The front surface of the samples were then doped p-type by stacking parallel to BN diffusion wafers (BN-975, Saint-Gobain Ceramics), introducing to a tube furnace at 750◦C, ramping up to 950 ◦C, holding at 950 ◦C for 40 mins, and then ramping back down, all under UHP N2 at 5 lpm. The front surface was then exposed to buffered HF for 2 mins.
This was followed by a low temperature oxidation at 750 ◦C for 20 mins, under O2 at 5 lpm. The front surface was again exposed to buffered HF for long enough that the oxide was removed (determined by the time it took to change a planar control from hyrdophilic to hydrophobic). This constitutes the p-type emitter diffusion step.
This procedure was developed to target a doping level of∼1017dopants/cm3in the wire cores, and a sheet resistance of 50 - 100Ωcm in the emitter [123] (where the optimal emitter dose was determined empirically - diffusions at 900 ◦C or 1000 ◦C were found to reduce planar cell performance relative to a diffusions at 950 ◦C), and involved a combination of modeling using a spreadsheet tool developed by M. D. Kelzenberg, based on standard diffusion models as explained for example in [124] and on empirical data from [125] and [126], as well as 4 point probe resistivity measurements of planar control samples and well- established relationships between Si resistivity and dopant density. [50]
An SOI planar control doped by the same procedure as outlined above was sent to Solecon for spreading resistance depth profiling in order to assess the effectiveness of this procedure in attaining the doping profile we wanted.

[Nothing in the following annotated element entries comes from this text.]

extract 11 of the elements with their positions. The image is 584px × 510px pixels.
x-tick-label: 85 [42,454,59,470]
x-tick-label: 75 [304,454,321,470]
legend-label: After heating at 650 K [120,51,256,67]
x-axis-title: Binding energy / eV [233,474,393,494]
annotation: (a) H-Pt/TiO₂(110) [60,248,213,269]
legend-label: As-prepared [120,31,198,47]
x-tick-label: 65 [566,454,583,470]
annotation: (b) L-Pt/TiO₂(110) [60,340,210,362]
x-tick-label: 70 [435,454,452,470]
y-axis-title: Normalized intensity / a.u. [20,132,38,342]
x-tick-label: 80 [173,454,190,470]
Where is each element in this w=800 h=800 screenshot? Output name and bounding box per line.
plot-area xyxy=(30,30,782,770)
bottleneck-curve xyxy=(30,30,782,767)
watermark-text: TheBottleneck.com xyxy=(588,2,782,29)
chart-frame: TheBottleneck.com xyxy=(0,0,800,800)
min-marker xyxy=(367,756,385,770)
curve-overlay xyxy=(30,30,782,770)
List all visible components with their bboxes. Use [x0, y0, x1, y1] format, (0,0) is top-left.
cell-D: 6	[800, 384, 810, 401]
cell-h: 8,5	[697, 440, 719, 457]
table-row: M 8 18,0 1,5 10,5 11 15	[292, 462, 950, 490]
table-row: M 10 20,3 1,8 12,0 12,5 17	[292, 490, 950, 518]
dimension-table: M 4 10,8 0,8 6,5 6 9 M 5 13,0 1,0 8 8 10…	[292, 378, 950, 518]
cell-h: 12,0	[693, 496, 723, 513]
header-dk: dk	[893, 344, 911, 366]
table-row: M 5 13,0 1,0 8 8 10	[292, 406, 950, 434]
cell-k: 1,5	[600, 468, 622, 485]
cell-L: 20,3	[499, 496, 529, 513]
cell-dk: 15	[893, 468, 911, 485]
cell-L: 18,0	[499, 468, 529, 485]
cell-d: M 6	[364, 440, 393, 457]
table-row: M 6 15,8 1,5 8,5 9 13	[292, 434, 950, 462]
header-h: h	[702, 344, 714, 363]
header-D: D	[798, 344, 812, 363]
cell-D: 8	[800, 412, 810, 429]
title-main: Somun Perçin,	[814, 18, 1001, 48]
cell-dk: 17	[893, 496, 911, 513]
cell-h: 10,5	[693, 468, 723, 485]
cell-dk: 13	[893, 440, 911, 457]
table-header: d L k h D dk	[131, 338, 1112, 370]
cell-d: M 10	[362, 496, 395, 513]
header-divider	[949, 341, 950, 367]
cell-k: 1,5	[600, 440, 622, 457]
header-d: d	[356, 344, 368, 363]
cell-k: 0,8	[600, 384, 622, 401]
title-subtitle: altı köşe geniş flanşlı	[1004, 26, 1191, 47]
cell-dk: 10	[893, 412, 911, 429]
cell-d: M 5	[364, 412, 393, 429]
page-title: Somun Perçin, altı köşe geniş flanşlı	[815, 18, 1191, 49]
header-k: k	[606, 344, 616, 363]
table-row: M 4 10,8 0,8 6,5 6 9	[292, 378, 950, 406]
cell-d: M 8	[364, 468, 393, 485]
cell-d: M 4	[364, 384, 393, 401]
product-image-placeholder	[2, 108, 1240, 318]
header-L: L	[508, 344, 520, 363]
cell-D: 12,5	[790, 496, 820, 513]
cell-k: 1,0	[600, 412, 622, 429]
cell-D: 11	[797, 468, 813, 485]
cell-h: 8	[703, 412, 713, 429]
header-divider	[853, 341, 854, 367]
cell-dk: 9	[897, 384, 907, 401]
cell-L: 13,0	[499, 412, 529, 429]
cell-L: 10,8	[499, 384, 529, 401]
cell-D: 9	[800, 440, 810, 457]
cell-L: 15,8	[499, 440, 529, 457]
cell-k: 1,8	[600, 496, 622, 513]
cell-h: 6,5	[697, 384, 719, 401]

The results are shown in Fig. 5.1. We indeed see an n-type doping level of ≈1017 cm3 throughout the base, and a highly doped p-type emitter, with surface concentration near the bulk solubility of B in Si at the emitter diffusion temperature, extending several hundred nm into the Si.
5.2.3 Metallization
Finally, the sample edges were cleaved off to prevent macroscopic shunting, oxide was re- moved from the entirety of the samples with buffered HF (Transene), and contact was made to the back surface by immediately rubbing Ga/In onto the back of the sample and the sam- ple then bonded with Ag paste (SPI Supplies) to a piece of stainless steel to which electrical contact could be made with a probe tip. Contact was made to the front surface with a spot of Ga/In and an electrical probe tip. This led to the cell structure as depicted in Fig.
5.2. This method of contacting was used for convenience and was shown on homogeneously doped planar wafer samples to produce ohmic contacts of low resistivity (not shown).